Comment by hkai
5 years ago
I think one obstacle is that in practice, it is difficult to tell someone "your performance is bad today and you are not getting work done".
5 years ago
I think one obstacle is that in practice, it is difficult to tell someone "your performance is bad today and you are not getting work done".
It's not difficult, though. It just takes practice. You use the same channels that you are using for remote work: chat, email, voice, video. I understand the desire to not put something like that in writing, but that's what voice and video are for.
I agree, but. People skills.

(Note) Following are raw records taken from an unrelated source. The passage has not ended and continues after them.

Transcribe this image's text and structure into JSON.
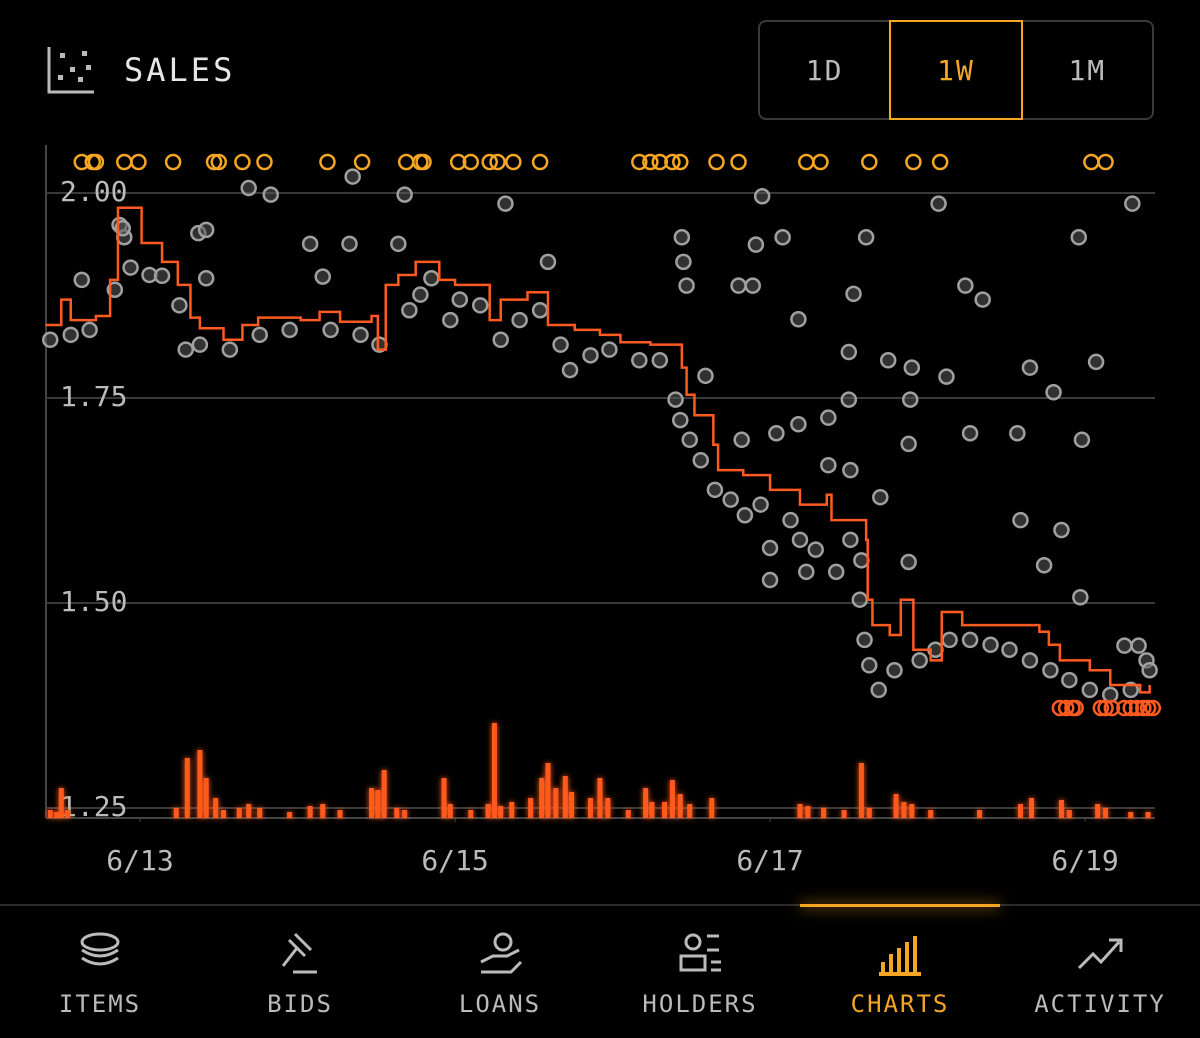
{
  "header": {
    "title": "SALES"
  },
  "range_buttons": [
    {
      "label": "1D"
    },
    {
      "label": "1W",
      "active": true
    },
    {
      "label": "1M"
    }
  ],
  "nav": {
    "tabs": [
      {
        "label": "ITEMS"
      },
      {
        "label": "BIDS"
      },
      {
        "label": "LOANS"
      },
      {
        "label": "HOLDERS"
      },
      {
        "label": "CHARTS",
        "active": true
      },
      {
        "label": "ACTIVITY"
      }
    ]
  },
  "chart_data": {
    "type": "scatter",
    "xlim": [
      12.403,
      19.444
    ],
    "xticks": [
      {
        "value": 13,
        "label": "6/13"
      },
      {
        "value": 15,
        "label": "6/15"
      },
      {
        "value": 17,
        "label": "6/17"
      },
      {
        "value": 19,
        "label": "6/19"
      }
    ],
    "ylim": [
      1.2378,
      2.0585
    ],
    "yticks": [
      1.25,
      {
        "value": 1.5,
        "label": "1.50"
      },
      1.75,
      {
        "value": 2,
        "label": "2.00"
      }
    ],
    "y2lim": [
      0,
      673
    ],
    "grid": true,
    "points": {
      "color": "#a0a0a0",
      "x": [
        12.63,
        12.87,
        12.9,
        13.06,
        13.14,
        13.37,
        13.42,
        13.42,
        13.69,
        13.83,
        14.08,
        14.16,
        14.33,
        14.35,
        14.64,
        14.68,
        14.85,
        15.32,
        15.59,
        16.44,
        16.45,
        16.47,
        16.8,
        16.89,
        16.95,
        16.91,
        17.08,
        17.18,
        17.53,
        17.61,
        18.07,
        18.24,
        18.35,
        17.75,
        17.9,
        18.12,
        18.65,
        18.8,
        19.07,
        18.96,
        19.3,
        18.98,
        18.27,
        18.57,
        17.88,
        17.5,
        16.59,
        16.82,
        17.04,
        17.18,
        17.37,
        17.5,
        17.89,
        18.59,
        18.85,
        18.74,
        18.97,
        17.88,
        17.0,
        17.0,
        17.23,
        17.42,
        17.58,
        17.7,
        17.51,
        17.37,
        19.34,
        19.25,
        19.39,
        12.43,
        12.56,
        12.68,
        12.84,
        12.89,
        12.94,
        13.25,
        13.29,
        13.38,
        13.57,
        13.76,
        13.95,
        14.21,
        14.4,
        14.52,
        14.71,
        14.78,
        14.97,
        15.03,
        15.16,
        15.29,
        15.41,
        15.54,
        15.67,
        15.73,
        15.86,
        15.98,
        16.17,
        16.3,
        16.4,
        16.43,
        16.49,
        16.56,
        16.65,
        16.75,
        16.84,
        16.94,
        17.13,
        17.19,
        17.29,
        17.51,
        17.57,
        17.6,
        17.63,
        17.69,
        17.79,
        17.95,
        18.05,
        18.14,
        18.27,
        18.4,
        18.52,
        18.65,
        18.78,
        18.9,
        19.03,
        19.16,
        19.29,
        19.41
      ],
      "y": [
        1.894,
        1.961,
        1.946,
        1.9,
        1.899,
        1.951,
        1.955,
        1.896,
        2.006,
        1.998,
        1.938,
        1.898,
        1.938,
        2.02,
        1.938,
        1.998,
        1.896,
        1.987,
        1.916,
        1.946,
        1.916,
        1.887,
        1.887,
        1.887,
        1.996,
        1.937,
        1.946,
        1.846,
        1.877,
        1.946,
        1.987,
        1.887,
        1.87,
        1.796,
        1.787,
        1.776,
        1.787,
        1.757,
        1.794,
        1.946,
        1.987,
        1.699,
        1.707,
        1.707,
        1.694,
        1.806,
        1.777,
        1.699,
        1.707,
        1.718,
        1.726,
        1.748,
        1.748,
        1.601,
        1.589,
        1.546,
        1.507,
        1.55,
        1.528,
        1.567,
        1.538,
        1.538,
        1.552,
        1.629,
        1.662,
        1.668,
        1.448,
        1.448,
        1.43,
        1.821,
        1.827,
        1.833,
        1.882,
        1.957,
        1.909,
        1.863,
        1.809,
        1.815,
        1.809,
        1.827,
        1.833,
        1.833,
        1.827,
        1.815,
        1.857,
        1.876,
        1.845,
        1.87,
        1.863,
        1.821,
        1.845,
        1.857,
        1.815,
        1.784,
        1.802,
        1.809,
        1.796,
        1.796,
        1.748,
        1.723,
        1.699,
        1.674,
        1.638,
        1.626,
        1.607,
        1.62,
        1.601,
        1.577,
        1.565,
        1.577,
        1.504,
        1.455,
        1.424,
        1.394,
        1.418,
        1.43,
        1.443,
        1.455,
        1.455,
        1.449,
        1.443,
        1.43,
        1.418,
        1.406,
        1.394,
        1.388,
        1.394,
        1.418
      ]
    },
    "line": {
      "color": "#ff5a1f",
      "x": [
        12.4,
        12.5,
        12.56,
        12.72,
        12.81,
        12.86,
        13.0,
        13.01,
        13.14,
        13.24,
        13.32,
        13.38,
        13.53,
        13.65,
        13.75,
        14.02,
        14.14,
        14.27,
        14.47,
        14.51,
        14.56,
        14.64,
        14.75,
        14.9,
        15.0,
        15.22,
        15.29,
        15.46,
        15.59,
        15.76,
        15.92,
        16.05,
        16.24,
        16.44,
        16.47,
        16.52,
        16.64,
        16.67,
        16.83,
        17.0,
        17.19,
        17.36,
        17.39,
        17.61,
        17.62,
        17.65,
        17.76,
        17.83,
        17.91,
        18.02,
        18.09,
        18.22,
        18.71,
        18.77,
        18.84,
        19.03,
        19.16,
        19.35,
        19.41
      ],
      "y": [
        1.839,
        1.87,
        1.845,
        1.85,
        1.894,
        1.982,
        1.982,
        1.939,
        1.916,
        1.888,
        1.848,
        1.835,
        1.821,
        1.839,
        1.848,
        1.845,
        1.855,
        1.843,
        1.85,
        1.809,
        1.888,
        1.9,
        1.916,
        1.894,
        1.888,
        1.845,
        1.87,
        1.879,
        1.839,
        1.833,
        1.827,
        1.818,
        1.815,
        1.787,
        1.754,
        1.729,
        1.693,
        1.662,
        1.656,
        1.638,
        1.62,
        1.632,
        1.601,
        1.577,
        1.504,
        1.473,
        1.461,
        1.504,
        1.443,
        1.43,
        1.489,
        1.473,
        1.465,
        1.449,
        1.43,
        1.418,
        1.4,
        1.391,
        1.4
      ]
    },
    "volume": {
      "color": "#ff5a1f",
      "axis": "y2",
      "x": [
        12.43,
        12.47,
        12.5,
        12.54,
        13.23,
        13.3,
        13.38,
        13.42,
        13.48,
        13.53,
        13.63,
        13.69,
        13.76,
        13.95,
        14.08,
        14.16,
        14.27,
        14.47,
        14.51,
        14.55,
        14.63,
        14.68,
        14.93,
        14.97,
        15.1,
        15.21,
        15.25,
        15.29,
        15.36,
        15.48,
        15.55,
        15.59,
        15.64,
        15.7,
        15.74,
        15.86,
        15.92,
        15.97,
        16.1,
        16.21,
        16.25,
        16.33,
        16.38,
        16.43,
        16.49,
        16.63,
        17.19,
        17.24,
        17.34,
        17.47,
        17.58,
        17.63,
        17.8,
        17.85,
        17.9,
        18.02,
        18.33,
        18.59,
        18.66,
        18.85,
        18.9,
        19.08,
        19.13,
        19.29,
        19.4
      ],
      "values": [
        8,
        6,
        30,
        8,
        10,
        60,
        68,
        40,
        20,
        8,
        10,
        14,
        10,
        6,
        12,
        14,
        8,
        30,
        28,
        48,
        10,
        8,
        40,
        14,
        8,
        14,
        95,
        12,
        16,
        20,
        40,
        55,
        30,
        42,
        26,
        20,
        40,
        20,
        8,
        30,
        16,
        16,
        38,
        24,
        14,
        20,
        14,
        12,
        10,
        8,
        55,
        10,
        24,
        16,
        14,
        8,
        8,
        14,
        20,
        18,
        8,
        14,
        10,
        6,
        6
      ]
    },
    "top_markers": {
      "color": "#f5a623",
      "x": [
        12.63,
        12.7,
        12.72,
        12.9,
        12.99,
        13.21,
        13.47,
        13.5,
        13.65,
        13.79,
        14.19,
        14.41,
        14.69,
        14.78,
        14.8,
        15.02,
        15.1,
        15.22,
        15.27,
        15.37,
        15.54,
        16.17,
        16.24,
        16.3,
        16.38,
        16.43,
        16.66,
        16.8,
        17.23,
        17.32,
        17.63,
        17.91,
        18.08,
        19.04,
        19.13
      ]
    },
    "bottom_markers": {
      "color": "#ff5a1f",
      "x": [
        18.84,
        18.88,
        18.92,
        18.94,
        19.1,
        19.13,
        19.17,
        19.25,
        19.29,
        19.33,
        19.37,
        19.4,
        19.43
      ]
    }
  }
}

Allegedly managers have them.
Plus until corps can fire and replace the slackers, they are not in danger. (Because it's unlikely to hire someone while the quarantine is in effect.)
But simply tying pay to daily performance usually works.
How do you set daily targets? All known measures (e.g. lines of code, bug counts) produce bad software because they are gamed.
I haven't said target. I said performance.
Working remotely both incentives and sort of mandates better visibility into one's working/thinking processes.
Writing, explaining, documenting, committing, pushing, testing one's work is important. It helps others know what you are up to, and helps you to be able to better show your work.
By reporting progress, daily targets should not be a certain tangible goal necessarily, rather than that some progress has been done and reported. This isn't perfect of course but I think it's possible to evaluate whether or not the tasks/progress someone has made reflects a days work.